In the quest for hydrocarbon reservoirs, companies employ many data-gathering techniques. The most detailed, albeit localized, data comes from well logging. During the well-drilling process, or shortly thereafter, drillers pass logging instruments through the well bore to collect information about the surrounding formations. The information is traditionally collected in “log” form, i.e., a table, chart or graph of measured data values as a function of instrument position. The most sought-after information relates to the location and accessibility of hydrocarbon gases and fluids. Resistivity, density, and porosity logs have proven to be particularly useful for this purpose. These logs are “open hole” logs, i.e., log measurements that are taken before the formation face is sealed with tubular steel casing. Such logs can be collected by several methods including wireline logging and logging while drilling (LWD).
In wireline logging, a sonde is lowered into the borehole after some or the entire well has been drilled. The sonde hangs at the end of a long cable (a “wireline”) that provides mechanical support and an electrical connection between the sonde and logging equipment located at the surface of the well. In accordance with existing logging techniques, various parameters of the earth's formations are measured and correlated with the position of the sonde in the borehole as the sonde is pulled uphole.
In LWD, the drilling assembly includes sensing instruments that measure various parameters as the formation is being penetrated. While LWD techniques allow more contemporaneous formation measurements, drilling operations create an environment that is generally hostile to electronic instrumentation and sensor operations.
When the position information for the logging instrument includes both depth and orientation, the log can take the form of a two-dimensional “image” of the borehole wall. Imaging enables analysts to study the fine-scale structure of the penetrated formations, including stratifications, fractures, dip angles, rock texture, vugs, and other features and anomalies. Most imaging tools are wireline logging tools, though at least some LWD imaging tools have been proposed. See, e.g., U.S. Pat. No. 6,600,321 (Evans); U.S. Pat. No. 7,098,664 (Bittar); U.S. Pat. No. 7,272,504 (Akimov); U.S. Pat. No. 6,678,616 (Winkler). There do not appear to be any logging while drilling tools that can provide a sonic density image log.

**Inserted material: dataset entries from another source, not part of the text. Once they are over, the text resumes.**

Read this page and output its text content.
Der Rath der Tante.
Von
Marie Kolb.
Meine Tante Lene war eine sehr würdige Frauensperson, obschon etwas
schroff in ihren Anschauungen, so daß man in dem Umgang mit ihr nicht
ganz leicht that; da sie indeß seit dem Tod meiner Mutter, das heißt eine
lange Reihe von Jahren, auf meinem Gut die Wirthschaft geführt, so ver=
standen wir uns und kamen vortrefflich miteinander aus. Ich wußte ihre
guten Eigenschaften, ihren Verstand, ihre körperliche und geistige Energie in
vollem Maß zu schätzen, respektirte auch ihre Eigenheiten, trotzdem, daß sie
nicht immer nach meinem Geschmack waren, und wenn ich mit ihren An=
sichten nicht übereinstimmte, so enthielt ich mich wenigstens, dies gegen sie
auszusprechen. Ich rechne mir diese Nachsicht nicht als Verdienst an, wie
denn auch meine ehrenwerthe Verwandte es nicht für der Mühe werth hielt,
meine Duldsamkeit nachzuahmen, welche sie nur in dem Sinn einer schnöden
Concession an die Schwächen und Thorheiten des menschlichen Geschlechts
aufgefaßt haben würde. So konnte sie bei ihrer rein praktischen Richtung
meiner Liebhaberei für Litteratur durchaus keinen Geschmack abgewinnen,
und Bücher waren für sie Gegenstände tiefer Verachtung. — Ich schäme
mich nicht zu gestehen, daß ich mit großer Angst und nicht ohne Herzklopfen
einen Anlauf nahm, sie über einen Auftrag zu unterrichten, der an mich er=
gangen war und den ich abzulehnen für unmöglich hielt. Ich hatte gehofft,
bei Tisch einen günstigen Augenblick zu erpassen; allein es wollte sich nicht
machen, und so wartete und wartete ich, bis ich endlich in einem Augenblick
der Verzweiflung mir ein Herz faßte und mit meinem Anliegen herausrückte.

While the invention is susceptible to various modifications and alternative forms, specific embodiments thereof are shown by way of example in the drawings and will herein be described in detail. It should be understood, however, that the drawings and detailed description thereof are not intended to limit the invention to the particular forms disclosed, but on the contrary, the intention is to cover all modifications, equivalents and alternatives falling within the scope of the appended claims.